2. The Bi₂O₂Se / PbS quantum dot heterojunction short-wave infrared photodetector for broadband imaging as described in claim 1, characterized in that... The electrode layer has a thickness of 80-100 nm; the hole transport layer has a thickness of 10-30 nm; the quantum dot light absorption layer has a thickness of 200-400 nm; the SnO2 nanocrystal buffer passivation layer has a thickness of 30-100 nm; the SnO2 thin film layer has a thickness of 100-200 nm; and the ITO top electrode layer has a thickness of 100-200 nm.
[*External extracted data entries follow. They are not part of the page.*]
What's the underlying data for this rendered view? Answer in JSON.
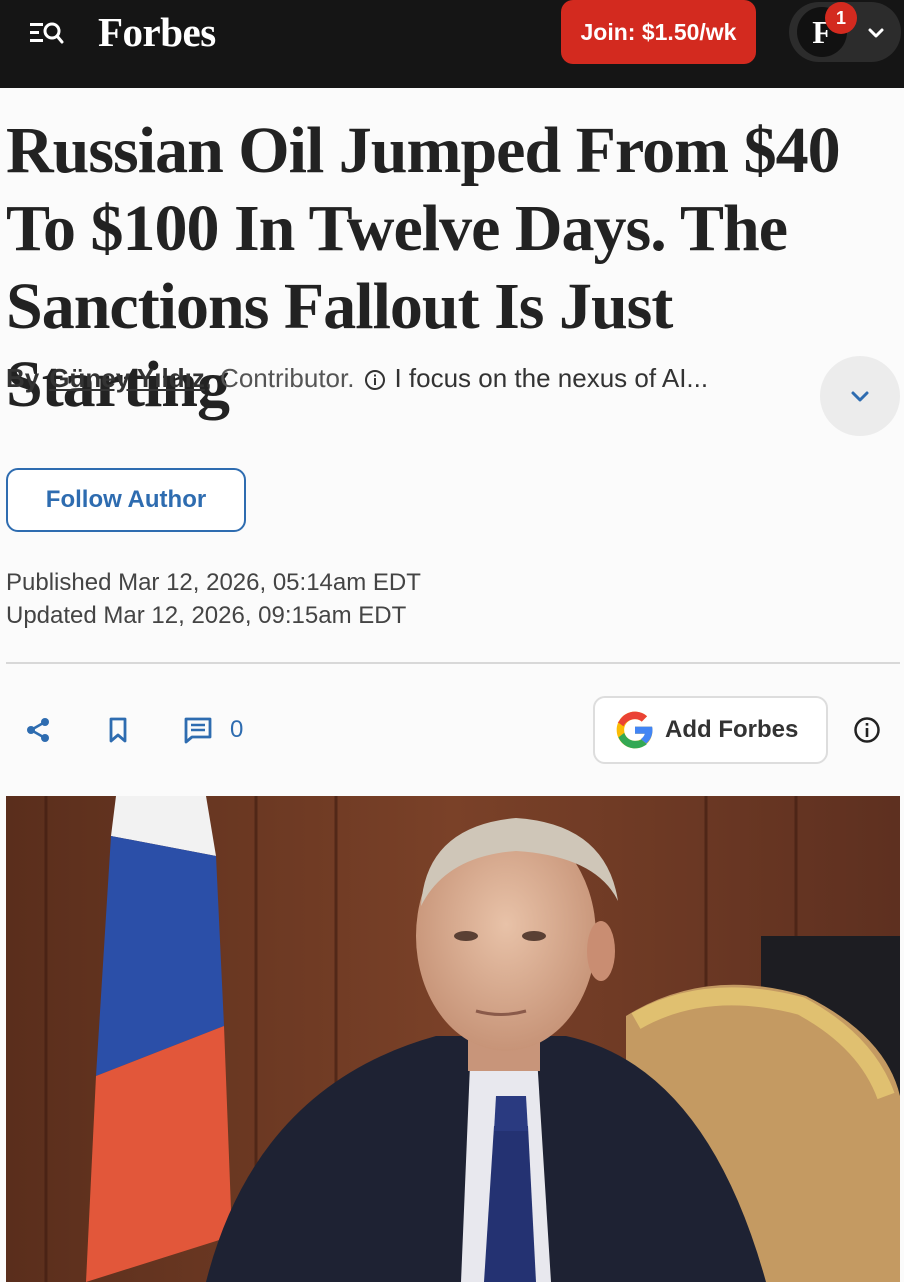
{
  "header": {
    "logo": "Forbes",
    "join_label": "Join: $1.50/wk",
    "avatar_letter": "F",
    "notification_count": "1",
    "brand_red": "#d32a1f"
  },
  "article": {
    "headline": "Russian Oil Jumped From $40 To $100 In Twelve Days. The Sanctions Fallout Is Just Starting",
    "by_label": "By",
    "author": "Güney Yıldız",
    "comma": ",",
    "role": "Contributor.",
    "bio": "I focus on the nexus of AI...",
    "follow_label": "Follow Author",
    "published": "Published Mar 12, 2026, 05:14am EDT",
    "updated": "Updated Mar 12, 2026, 09:15am EDT"
  },
  "actions": {
    "comment_count": "0",
    "add_forbes_label": "Add Forbes",
    "accent": "#2e6cb0"
  }
}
3. A method for fabricating a Bi₂O₂Se / PbS quantum dot heterojunction short-wave infrared photodetector for broadband imaging, as described in claim 1, characterized in that... The preparation steps are as follows: S1, SiO2 / Si substrates are pre-cleaned in an ultrasonic bath of ethanol, acetone and deionized water for 10-25 min; S2, an Au electrode layer is deposited on the substrate using a vacuum physical deposition method; S3, Bi2Se3 target material is sputtered and deposited on the Au electrode by magnetron sputtering, and then rapidly annealed in air atmosphere for 5~30 min to form Bi2O2Se nanofilm; S4, PbS quantum dot powder is dissolved in an organic solvent to obtain PbS quantum dot ink, and then the PbS quantum dot ink is spin-coated onto the surface of the Bi2O2Se nanofilm at a speed of 2000~4000 rpm for 20~40 s. Subsequently, it is annealed at 80~120 ℃ for 10~30 min to obtain the PbS quantum dot light absorption layer. S5, the SnO2 nanocrystal dispersion is spin-coated onto the surface of the PbS quantum dot light absorption layer at a rotation speed of 2500~5500 rpm for 5~30 s to obtain the SnO2 nanocrystal buffer passivation layer. S6, a SnO2 thin film layer is deposited on the surface of the SnO2 nanocrystalline buffer passivation layer by magnetron sputtering, with a sputtering power of 100~200 W, a deposition pressure of 1.5~2.7 Pa, and an oxygen-argon flow ratio controlled at 1:
66. S7, an ITO film is deposited on the surface of the SnO2 film as the top electrode using magnetron sputtering.